– Вперед! Прицельный огонь по врагу!
Танки с двух сторон ворвались на поляну, где остатки советской пехоты, разбитой неожиданной атакой врага, сопротивлялись из последних сил. Соколов прижался к экрану наводки, фугас уже ждал своей очереди в казеннике. Он засек черно-зеленый «ханомаг» возле края полянки. Выстрел, и прямое попадание! Из-за мощного удара снаряда с близкого расстояния бронетранспортер подпрыгнул, от него отлетели куски лопнувшего металлического бока, и он застыл на искореженном борту, придавив нескольких немецких автоматчиков. Полянка была слишком мала для танков, крупные цели – два германских бронетранспортера – «тэшки» снесли двумя выстрелами, а теперь по всему периметру метались испуганные фашисты. Они оказались запертыми в собственной ловушке из-за заминированной границы бревенчатых засек. Ручеек из германских стрелков с автоматами ринулся было к пролому, только Соколов успел заметить в панораму их движение:
– Логунов, перекрой проход, вставай кормой к проходу, нос внутрь! Бабенко, под углом к нему! Прикрываем отступление пехоты!
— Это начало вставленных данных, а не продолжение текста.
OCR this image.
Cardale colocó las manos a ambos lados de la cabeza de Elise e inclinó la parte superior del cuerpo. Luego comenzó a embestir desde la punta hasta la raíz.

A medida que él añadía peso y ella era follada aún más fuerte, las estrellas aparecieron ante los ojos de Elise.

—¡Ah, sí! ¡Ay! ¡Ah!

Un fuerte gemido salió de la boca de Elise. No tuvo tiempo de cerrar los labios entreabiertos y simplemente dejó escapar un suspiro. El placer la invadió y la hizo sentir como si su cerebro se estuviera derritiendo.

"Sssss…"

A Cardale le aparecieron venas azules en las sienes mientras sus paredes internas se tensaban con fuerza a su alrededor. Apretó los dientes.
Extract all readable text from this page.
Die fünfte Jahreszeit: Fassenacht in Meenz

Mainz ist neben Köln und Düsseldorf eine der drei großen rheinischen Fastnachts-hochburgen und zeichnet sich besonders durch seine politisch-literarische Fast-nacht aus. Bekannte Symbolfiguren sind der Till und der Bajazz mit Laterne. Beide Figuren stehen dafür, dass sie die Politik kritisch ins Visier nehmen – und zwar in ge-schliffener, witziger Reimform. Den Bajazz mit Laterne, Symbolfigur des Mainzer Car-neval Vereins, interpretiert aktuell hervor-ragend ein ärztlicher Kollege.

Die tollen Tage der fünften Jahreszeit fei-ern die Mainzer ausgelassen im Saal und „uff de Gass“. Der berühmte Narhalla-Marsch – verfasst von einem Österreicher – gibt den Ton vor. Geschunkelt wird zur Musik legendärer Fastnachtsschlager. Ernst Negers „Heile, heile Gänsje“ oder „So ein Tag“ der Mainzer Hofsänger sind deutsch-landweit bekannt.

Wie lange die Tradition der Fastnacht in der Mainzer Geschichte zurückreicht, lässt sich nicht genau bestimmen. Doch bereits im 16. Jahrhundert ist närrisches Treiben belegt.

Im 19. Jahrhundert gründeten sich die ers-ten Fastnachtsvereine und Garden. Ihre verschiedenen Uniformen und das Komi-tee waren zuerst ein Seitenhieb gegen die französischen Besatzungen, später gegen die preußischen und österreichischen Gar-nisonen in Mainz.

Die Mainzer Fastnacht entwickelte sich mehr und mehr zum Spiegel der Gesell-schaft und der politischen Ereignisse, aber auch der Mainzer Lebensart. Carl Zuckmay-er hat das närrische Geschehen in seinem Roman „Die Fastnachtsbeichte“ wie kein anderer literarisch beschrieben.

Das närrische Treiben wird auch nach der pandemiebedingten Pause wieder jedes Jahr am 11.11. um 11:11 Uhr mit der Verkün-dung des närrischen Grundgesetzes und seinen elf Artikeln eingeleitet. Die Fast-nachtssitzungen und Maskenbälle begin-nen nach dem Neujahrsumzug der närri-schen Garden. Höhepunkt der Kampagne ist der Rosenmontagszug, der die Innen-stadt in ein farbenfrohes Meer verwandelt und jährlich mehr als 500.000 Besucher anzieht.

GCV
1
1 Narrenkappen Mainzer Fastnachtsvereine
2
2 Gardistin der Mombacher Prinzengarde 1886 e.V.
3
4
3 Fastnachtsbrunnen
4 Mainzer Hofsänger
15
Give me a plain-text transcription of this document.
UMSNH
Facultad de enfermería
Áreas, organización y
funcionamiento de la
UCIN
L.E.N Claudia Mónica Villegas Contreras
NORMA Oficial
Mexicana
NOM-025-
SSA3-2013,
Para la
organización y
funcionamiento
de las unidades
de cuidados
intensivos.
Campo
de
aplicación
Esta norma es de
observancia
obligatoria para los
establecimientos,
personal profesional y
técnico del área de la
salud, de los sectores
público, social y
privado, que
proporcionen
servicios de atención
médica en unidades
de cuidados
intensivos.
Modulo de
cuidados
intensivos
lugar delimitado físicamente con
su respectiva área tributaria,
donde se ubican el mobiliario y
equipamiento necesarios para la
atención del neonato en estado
«Тридцатьчетверки» выстроились изломанной бронированной стеной, так, чтобы образовался безопасный коридорчик для прохода советских стрелков. «Тэшки» направили дула орудий в прореху в противоположном завале, не давая немцам уйти с территории смерти. Со всех сторон по бортам били пули автоматов и пулеметов, оставшиеся в живых советские бойцы, пригнувшись, кинулись к спасительной лазейке. Омаев, оставив укладку из снарядов для пушки танка, кинулся к своему месту пулеметчика. В ярости он вцепился в ручки ДТ и принялся поливать очередями фашистов, что вели массированный огонь по практически беззащитным советским бойцам. Соколов кинулся к люку, нескольких секунд обзора хватило, чтобы понять – пора уходить. На залитом кровью снегу полянки уже больше никто не шевелился, по всему периметру лежали тела убитых красноармейцев, разметалась четверка лошадей возле «полковушки», рядом лежало тело командира артиллеристов, он до последнего защищал свое орудие. Последним к гусеницам советских танков с трудом, припадая на обе ноги, шагнул офицер. Алексей с трудом узнал своего друга, только по крепкой фигуре он понял, что последним из ловушки отступает Борис. Залитый кровью с ног до головы, шатающийся от ранения в ногу, тот вдруг рухнул вперед, пытаясь удержаться руками за гусеницы Т-34. Лейтенант ринулся вниз по бронированному борту и протянул приятелю руку:
– Давай руку, давай наверх! Отступаем! Больше некого спасать!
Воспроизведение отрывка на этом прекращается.